Il avait coutume de dire : « Pour agir je suis trop vieux. Comment regretter de mourir, à mon âge ? Mais si j’avais cinquante ans, quelle lutte à soutenir ! » Il croyait à l’efficacité de l’action, et il n’a pas un moment désespéré de son pays.

Ses forces diminuaient peu à peu sous l’influence du mal. On voulait se faire illusion autour de lui. Il était le seul à ne pas souffrir la moindre atteinte à la vérité, se rendant compte des progrès de la maladie et en calculant la marche. Il avait chaque année l’habitude de ranger en liasses ses notes et ses dossiers lorsqu’il s’apprêtait à quitter sa résidence de Paris ou de la campagne. Au printemps de 1881, on le vit entreprendre à Rueil un rangement général. Il venait de ressentir les premières souffrances. Il voulait d’avance se tenir prêt pour son dernier voyage.

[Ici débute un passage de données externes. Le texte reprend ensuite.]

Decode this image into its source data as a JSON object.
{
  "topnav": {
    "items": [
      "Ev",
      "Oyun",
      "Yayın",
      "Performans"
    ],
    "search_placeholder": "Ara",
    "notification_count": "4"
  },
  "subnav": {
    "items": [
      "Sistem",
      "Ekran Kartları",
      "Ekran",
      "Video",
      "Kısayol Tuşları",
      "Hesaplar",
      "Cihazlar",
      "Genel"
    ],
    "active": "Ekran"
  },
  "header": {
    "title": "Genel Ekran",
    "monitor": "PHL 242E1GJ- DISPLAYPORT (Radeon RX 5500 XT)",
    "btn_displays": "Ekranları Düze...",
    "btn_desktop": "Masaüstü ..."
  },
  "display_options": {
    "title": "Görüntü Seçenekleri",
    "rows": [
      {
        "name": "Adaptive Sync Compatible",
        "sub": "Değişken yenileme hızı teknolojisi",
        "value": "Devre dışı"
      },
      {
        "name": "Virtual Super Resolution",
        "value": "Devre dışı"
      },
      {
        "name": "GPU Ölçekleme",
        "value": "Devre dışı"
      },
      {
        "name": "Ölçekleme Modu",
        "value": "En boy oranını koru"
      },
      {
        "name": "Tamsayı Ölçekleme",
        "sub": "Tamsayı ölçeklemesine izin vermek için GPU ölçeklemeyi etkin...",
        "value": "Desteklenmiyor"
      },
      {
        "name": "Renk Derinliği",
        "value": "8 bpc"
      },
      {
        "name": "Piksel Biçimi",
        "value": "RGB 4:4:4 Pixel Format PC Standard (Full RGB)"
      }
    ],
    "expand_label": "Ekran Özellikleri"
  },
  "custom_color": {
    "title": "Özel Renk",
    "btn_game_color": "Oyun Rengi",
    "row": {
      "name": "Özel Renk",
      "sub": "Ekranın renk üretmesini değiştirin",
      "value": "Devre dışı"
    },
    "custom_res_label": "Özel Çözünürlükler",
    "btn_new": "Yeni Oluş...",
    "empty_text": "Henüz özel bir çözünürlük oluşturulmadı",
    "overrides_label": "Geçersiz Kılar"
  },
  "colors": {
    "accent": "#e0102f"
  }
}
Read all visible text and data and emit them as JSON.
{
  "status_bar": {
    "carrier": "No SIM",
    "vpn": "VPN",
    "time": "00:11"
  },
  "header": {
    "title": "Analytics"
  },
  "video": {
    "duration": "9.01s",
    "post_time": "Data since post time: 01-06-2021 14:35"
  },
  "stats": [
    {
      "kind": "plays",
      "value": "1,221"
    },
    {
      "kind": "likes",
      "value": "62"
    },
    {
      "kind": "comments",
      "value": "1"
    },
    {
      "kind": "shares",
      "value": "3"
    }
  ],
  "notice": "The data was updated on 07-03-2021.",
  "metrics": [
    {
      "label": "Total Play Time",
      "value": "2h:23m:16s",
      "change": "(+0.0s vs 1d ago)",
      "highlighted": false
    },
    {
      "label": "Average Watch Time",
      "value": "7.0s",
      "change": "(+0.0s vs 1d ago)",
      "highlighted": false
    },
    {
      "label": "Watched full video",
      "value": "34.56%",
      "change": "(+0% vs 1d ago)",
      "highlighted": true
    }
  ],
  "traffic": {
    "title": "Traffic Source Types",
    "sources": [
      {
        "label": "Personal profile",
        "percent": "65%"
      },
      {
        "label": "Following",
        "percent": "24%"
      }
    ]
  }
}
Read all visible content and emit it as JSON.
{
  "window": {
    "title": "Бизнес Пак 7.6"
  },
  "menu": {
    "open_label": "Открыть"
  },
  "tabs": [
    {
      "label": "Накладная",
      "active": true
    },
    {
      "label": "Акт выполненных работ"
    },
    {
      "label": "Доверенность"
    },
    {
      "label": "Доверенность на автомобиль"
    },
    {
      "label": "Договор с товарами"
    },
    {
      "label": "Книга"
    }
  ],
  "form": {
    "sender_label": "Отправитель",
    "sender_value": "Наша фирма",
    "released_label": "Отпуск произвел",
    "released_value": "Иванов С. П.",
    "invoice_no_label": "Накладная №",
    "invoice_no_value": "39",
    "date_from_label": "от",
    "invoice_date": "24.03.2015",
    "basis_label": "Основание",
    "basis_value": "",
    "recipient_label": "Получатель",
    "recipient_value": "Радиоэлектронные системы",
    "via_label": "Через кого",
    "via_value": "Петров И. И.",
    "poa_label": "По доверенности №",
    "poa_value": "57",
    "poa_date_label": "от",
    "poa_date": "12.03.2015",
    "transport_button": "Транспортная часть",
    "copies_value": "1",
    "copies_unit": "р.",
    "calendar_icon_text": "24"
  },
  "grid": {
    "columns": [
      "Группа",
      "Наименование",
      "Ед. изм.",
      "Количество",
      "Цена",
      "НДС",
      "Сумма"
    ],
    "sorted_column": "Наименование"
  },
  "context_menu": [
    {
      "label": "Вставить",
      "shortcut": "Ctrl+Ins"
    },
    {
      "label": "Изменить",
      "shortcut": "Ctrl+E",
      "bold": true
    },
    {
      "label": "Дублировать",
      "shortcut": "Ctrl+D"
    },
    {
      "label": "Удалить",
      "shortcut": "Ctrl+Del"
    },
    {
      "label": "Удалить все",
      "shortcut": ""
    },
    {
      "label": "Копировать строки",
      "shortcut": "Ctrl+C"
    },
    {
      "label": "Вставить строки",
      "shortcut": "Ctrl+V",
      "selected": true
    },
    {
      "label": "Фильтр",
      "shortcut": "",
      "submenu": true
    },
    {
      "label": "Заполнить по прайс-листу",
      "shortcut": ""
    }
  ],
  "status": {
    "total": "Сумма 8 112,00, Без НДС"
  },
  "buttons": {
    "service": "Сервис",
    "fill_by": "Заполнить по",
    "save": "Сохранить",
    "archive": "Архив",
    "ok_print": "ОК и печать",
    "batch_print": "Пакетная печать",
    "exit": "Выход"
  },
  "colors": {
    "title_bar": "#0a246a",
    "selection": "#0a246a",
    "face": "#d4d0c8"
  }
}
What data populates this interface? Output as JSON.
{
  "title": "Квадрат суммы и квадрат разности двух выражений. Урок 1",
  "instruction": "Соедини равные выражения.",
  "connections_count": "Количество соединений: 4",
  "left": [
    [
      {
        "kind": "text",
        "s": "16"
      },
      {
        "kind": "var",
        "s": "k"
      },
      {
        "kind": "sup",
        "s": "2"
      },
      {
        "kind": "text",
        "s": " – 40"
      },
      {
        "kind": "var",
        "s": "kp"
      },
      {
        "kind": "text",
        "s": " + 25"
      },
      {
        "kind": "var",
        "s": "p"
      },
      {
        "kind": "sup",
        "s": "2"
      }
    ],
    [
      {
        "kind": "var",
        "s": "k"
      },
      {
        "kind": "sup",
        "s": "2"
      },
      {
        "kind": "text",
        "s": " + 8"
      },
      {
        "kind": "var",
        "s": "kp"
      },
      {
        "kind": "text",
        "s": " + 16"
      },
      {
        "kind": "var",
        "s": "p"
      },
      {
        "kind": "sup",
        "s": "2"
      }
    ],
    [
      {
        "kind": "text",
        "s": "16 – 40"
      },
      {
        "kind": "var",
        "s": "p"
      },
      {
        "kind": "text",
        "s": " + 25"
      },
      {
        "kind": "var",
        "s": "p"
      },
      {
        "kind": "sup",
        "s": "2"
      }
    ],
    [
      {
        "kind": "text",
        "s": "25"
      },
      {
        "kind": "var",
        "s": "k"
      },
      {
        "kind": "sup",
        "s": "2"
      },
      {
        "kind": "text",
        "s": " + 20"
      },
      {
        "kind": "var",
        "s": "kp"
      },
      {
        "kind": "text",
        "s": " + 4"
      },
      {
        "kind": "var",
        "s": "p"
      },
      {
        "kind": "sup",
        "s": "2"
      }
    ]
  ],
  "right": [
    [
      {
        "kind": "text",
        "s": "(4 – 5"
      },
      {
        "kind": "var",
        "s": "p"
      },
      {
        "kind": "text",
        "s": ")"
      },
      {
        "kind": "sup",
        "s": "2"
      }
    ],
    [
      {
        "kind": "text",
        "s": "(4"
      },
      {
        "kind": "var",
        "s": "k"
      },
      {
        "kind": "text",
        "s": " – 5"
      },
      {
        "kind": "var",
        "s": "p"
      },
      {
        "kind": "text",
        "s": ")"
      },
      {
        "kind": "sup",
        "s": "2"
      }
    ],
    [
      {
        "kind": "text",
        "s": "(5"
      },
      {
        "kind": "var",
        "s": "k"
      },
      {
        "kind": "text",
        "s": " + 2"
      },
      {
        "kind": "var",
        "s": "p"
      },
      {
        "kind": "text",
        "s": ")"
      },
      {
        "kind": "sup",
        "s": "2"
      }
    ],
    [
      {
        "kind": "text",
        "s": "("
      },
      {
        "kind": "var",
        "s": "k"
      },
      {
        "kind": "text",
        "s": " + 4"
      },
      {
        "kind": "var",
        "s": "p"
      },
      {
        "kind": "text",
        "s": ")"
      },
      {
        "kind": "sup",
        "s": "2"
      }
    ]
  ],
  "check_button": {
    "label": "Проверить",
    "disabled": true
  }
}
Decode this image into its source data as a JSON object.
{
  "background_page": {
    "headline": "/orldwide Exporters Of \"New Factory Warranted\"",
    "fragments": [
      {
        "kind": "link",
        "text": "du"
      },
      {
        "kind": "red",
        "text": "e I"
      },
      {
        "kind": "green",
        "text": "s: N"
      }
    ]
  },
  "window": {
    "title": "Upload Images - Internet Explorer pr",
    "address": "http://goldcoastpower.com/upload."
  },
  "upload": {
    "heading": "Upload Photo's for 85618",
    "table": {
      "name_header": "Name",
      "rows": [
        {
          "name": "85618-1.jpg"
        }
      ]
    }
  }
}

Il avait fait bien d’autres préparatifs. Toute sa vie il avait eu une prédilection pour Pascal et Bossuet. Tantôt les Sermons, tantôt les Pensées repassaient sous ses yeux et venaient habituer son âme à la mort. Certains passages le frappaient ; il y revenait souvent et il s’était dit qu’aux heures suprêmes où l’intelligence subsiste, où l’on perçoit les sons sans pouvoir s’exprimer, il serait doux d’entendre ce grand langage des maîtres de la pensée humaine qui viendrait fortifier l’âme et lui donner la paix. Dans ce dessein, il marquait les pages, multipliait les signets, indiquait d’avance tout ce qu’il pourrait demander à des voix aimées de lui lire.